EPIC: Edu & INFO DESIGN Guide
How can media move people beyond reaction to action?
At KCAD, we attempt to answer this question through the ongoing EPIC Project. We have collaborated with experts in universal design, neurodiversity, education, entertainment media, and minorities in media to explore, develop and test digital and physical products that will move audiences and users of educational and informational media to action. That action can include things like maximizing information retention, increasing empathy towards disenfranchised populations, taking steps to seek to improve one's mental health and improving attentiveness through joyful learning. We share the knowledge we gain and tools we create in places like the KCAD Digital Learning Center and the Adobe Education Exchange. We make our media available for free at places like the iTunes Store, Google Play store, Chrome Web Store, YouTube and our website: EPICSITE.org
EPIC projects are research and innovation driven.
- We will create collaborative teams of experts and end-users and engage in "understanding" interviews and exercises at the beginning of the project.
- We will periodically obtain reviews from the team throughout the design process.
- We will user test and record feedback from the end user
- We will create reports that share the knowledge gained.
The KCAD Digital Art & Design program is committed to creating media that is accessible to persons with disabilities and applying Universal Design best practices. All public-facing projects will adhere to these EPIC Accessible Design guidelines.
Our targeted audiences and users will range in age, gender, race, ethnicity, and neurodiversity. We will obtain ongoing advice and feedback from representative members of these groups during the design process. It is important for us to avoid negative stereotypes and implicit bias (test yourself). Examples of implicit bias can include unconscious stereotyping based on gender, race, fashion choices, body types, etc. The key difference between implicit bias and racism, sexism, etc. is that it is not a conscious choice. Rather it is subtly and constantly shaped by one's upbringing and socio-cultural environment.
Socio-emotional Driven Content Strategy
Content that speaks to three of the primary driver of the human experience. These may be addressed at different points within the media and may shift in emphasis and intensity as the audience/user experience progresses.
- Our Tribal Nature: This is handled by the Limbic System in our brain, which has no capacity for language and is strictly focused on how we feel. The sense of belonging to a group is among the strongest drivers of human action and addresses the "why" we might believe or do many things. In your media, ask, then answer, the question: do we share a common belief about the way the world is or the way it should be.

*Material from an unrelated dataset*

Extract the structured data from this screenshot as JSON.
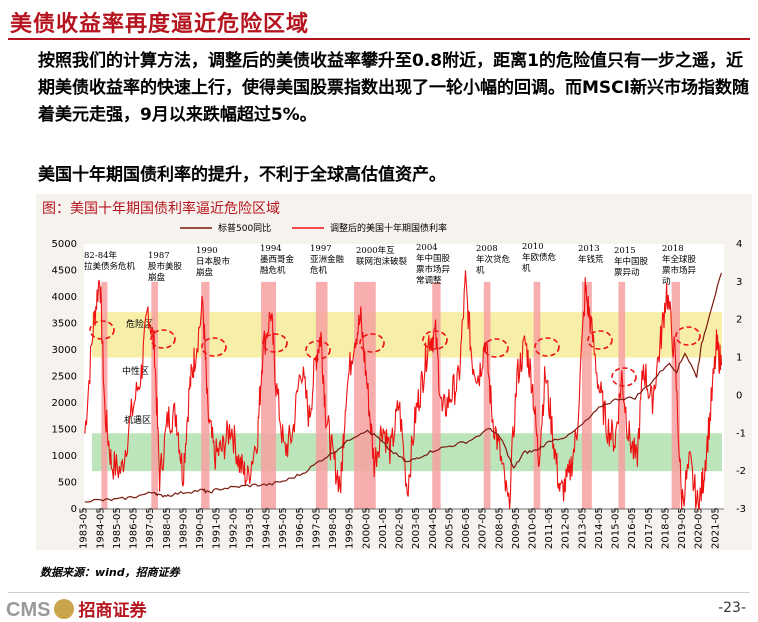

- Our Primal Reactions (also the Limbic System in our brain). Sometimes this is referred to as our "lizard" or "fight or flight" brains. It is the emotional aspect. Consider the 6 basic primal emotions we all share: joy, fear, disgust, surprise, sadness, anger. Here is a more extensive and nuanced list.
- Our Valuation Process (this occurs in our neocortex, which evolved as we became homosapien) This is the appeal to logic. It's where rational and analytical thought occurs and language is processed. Facts, figures and diagrams are created and processed here. The value we assign them, however, is profoundly influenced by our primal and tribal natures.
Entertainment-Based Delivery Strategy
There are no greater masters of engagement than the entertainment industry. Applying these common strategies will ensure attentiveness and retention.
- Use production methods and genres, such as animation, live-action video and games, that can compete with entertainment media in popular culture.
- Include a brief, early introduction to the material that sets the overall emotional tone.
- Create content narratives written from or to the point of view of the target audience.
- A specific and emotional call to action that explains exactly what we want the audience/user to do now that they have this new knowledge.
- Games should integrate the informational/educational content into the gameplay and avoid simply using the gameplay as a reward system.
- Linear time-based works such as animation, books and video, should consider a four part story that includes:
- Life in Balance: the world in it's normal state
- Set up: the problem is presented, usually in the form of conflict. The conflict can be with the environment, external natural forces, the self or other persons.
- Body: the problem for the protagonist is exacerbated by internal or external forces (can have one, several or many parts).
- Resolution: the problem solved, balance restored ... or not.
- Optionally, the resolution can require one of the main protagonists or antagonists to make a moral decision in order to move the plot to it's end point. Many of the most successful stories in history contain this "moment of grace" component.
Do not use licensed characters or environments
Do not use images or audio from the internet unless you purchase them or receive expressed written consent or they are provided free for use through a creative commons license.